On reading again

by Jacqueline Ristola

I have the luxury of falling in love with reading again. It’s been an intellectual journey, yes, but also a physical one: curling up with books on couches and lounge chairs. Primping pillows just right to be comfortable and well supported, balancing books on my bent legs and knees. Reading today has been recursive, slipping me back and back and back, to college, to high school, to childhood(–)reverie.

Just reads: Lolita by Vladimir Na-BO-kov; Are you my Mother? by Alison Bechdel (insert joke about test fame here).

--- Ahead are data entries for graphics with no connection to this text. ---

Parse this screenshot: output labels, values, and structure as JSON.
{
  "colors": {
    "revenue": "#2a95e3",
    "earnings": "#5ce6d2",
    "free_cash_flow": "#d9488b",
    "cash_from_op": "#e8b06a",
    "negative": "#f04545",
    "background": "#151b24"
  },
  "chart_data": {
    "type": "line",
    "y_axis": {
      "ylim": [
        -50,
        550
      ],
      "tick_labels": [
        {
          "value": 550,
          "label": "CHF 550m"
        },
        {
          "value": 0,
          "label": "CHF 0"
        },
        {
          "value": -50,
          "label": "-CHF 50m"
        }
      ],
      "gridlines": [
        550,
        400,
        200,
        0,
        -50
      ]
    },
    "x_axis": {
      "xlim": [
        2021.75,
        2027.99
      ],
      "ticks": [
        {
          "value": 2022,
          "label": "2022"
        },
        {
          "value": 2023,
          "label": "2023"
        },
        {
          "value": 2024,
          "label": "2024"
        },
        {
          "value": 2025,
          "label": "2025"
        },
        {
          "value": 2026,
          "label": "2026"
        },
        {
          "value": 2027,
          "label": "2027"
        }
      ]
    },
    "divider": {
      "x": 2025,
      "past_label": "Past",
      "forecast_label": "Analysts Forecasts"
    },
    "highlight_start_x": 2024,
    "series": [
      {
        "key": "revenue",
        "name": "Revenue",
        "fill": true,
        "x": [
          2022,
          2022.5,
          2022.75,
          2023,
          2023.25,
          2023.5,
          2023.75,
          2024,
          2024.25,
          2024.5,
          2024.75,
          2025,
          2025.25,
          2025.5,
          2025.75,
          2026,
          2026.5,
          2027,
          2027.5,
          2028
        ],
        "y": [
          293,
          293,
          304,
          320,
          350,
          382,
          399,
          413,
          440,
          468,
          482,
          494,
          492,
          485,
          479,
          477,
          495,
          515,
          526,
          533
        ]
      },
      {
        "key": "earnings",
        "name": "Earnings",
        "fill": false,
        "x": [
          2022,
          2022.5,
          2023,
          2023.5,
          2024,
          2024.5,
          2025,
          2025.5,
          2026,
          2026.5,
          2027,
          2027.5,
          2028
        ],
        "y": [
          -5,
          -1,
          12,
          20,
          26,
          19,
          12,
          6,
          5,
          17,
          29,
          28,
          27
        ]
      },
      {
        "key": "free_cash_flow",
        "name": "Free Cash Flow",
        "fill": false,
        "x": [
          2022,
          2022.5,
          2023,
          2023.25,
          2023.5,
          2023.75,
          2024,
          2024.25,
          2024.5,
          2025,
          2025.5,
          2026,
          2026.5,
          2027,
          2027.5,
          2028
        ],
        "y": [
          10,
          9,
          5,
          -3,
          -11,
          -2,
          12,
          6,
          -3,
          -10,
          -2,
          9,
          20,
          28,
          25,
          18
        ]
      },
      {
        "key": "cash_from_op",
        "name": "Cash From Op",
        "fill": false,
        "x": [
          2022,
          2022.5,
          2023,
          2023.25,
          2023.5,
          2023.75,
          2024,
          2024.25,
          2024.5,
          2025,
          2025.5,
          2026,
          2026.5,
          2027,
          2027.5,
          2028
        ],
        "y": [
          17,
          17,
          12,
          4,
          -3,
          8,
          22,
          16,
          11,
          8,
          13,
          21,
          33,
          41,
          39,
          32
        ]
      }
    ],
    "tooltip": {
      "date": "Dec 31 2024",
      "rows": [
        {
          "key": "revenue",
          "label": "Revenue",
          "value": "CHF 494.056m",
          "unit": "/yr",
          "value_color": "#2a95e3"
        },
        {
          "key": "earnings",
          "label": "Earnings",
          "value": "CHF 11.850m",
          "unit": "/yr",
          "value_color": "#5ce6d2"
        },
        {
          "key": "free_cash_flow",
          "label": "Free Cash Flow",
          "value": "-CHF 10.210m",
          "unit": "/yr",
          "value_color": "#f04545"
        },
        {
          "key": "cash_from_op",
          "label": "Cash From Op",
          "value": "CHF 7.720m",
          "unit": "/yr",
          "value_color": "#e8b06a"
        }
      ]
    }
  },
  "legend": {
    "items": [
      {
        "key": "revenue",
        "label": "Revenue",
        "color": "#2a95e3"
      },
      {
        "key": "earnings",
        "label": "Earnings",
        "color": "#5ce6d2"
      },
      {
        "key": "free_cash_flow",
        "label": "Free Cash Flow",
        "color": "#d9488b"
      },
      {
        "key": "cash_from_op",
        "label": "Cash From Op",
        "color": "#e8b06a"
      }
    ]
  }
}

While provokes me to write is a (perhaps tenuous) connection between the two. or rather, how one text has provided insight upon another. Bechdel’s memoir spends a good deal of time working through psychoanalytic texts to examine her, her mother, her relationship with her mother. She spends a good deal of time explaining the work of Donald Winnicott (seems like a cool dude). What struck me was this piece of Winnicott’s theorization:

From Are You My Mother? p. 258

It only struck me again when leafing through The Annotated Lolita, when I stumbled upon a key passage in the book, where Humbert cops to falling in love with the fiction of Lolita. The jist is this: Humbert realizes that he did not love Lolita (Dolores) but Lolita (the fictional being), and said fictional being lies between Humbert and Dolores:

“What I had madly possessed was not she, but my own creation, another, fanciful Lolita — perhaps, more real than Lolita; overlapping, encasing her; floating between me and her, and having no will, no consciousness — indeed, no life of her own” (L 62).

As I reread this, it occurred to me. Is this Lolita object the same as the transitional object, that comes in between the subjective (Hmbert) and objective (Dolores, in Humbert’s view)? If so, this would form a funny challenge Nabokov’s critique of psychoanalysis in the novel. But, perhaps, the joke is on Humbert, who toys with psychoanalysists and psychoanalysis altogether (“pseudo for pseudolimidos””pseudoliberations of pseudolibidoes,”) only to be a case study for the field.

This is a simplistic connection, and a probable misreading; to substantiate it would take a lot of work at present I doubt I would be able to complete. But I jot this down to mark it in my mind, and also observes the ways in which texts can speak to each other, and to us. They change us, move us, shape us. For me today, these books kept me thinking, reading, and now writing (blogging!) Fun fun.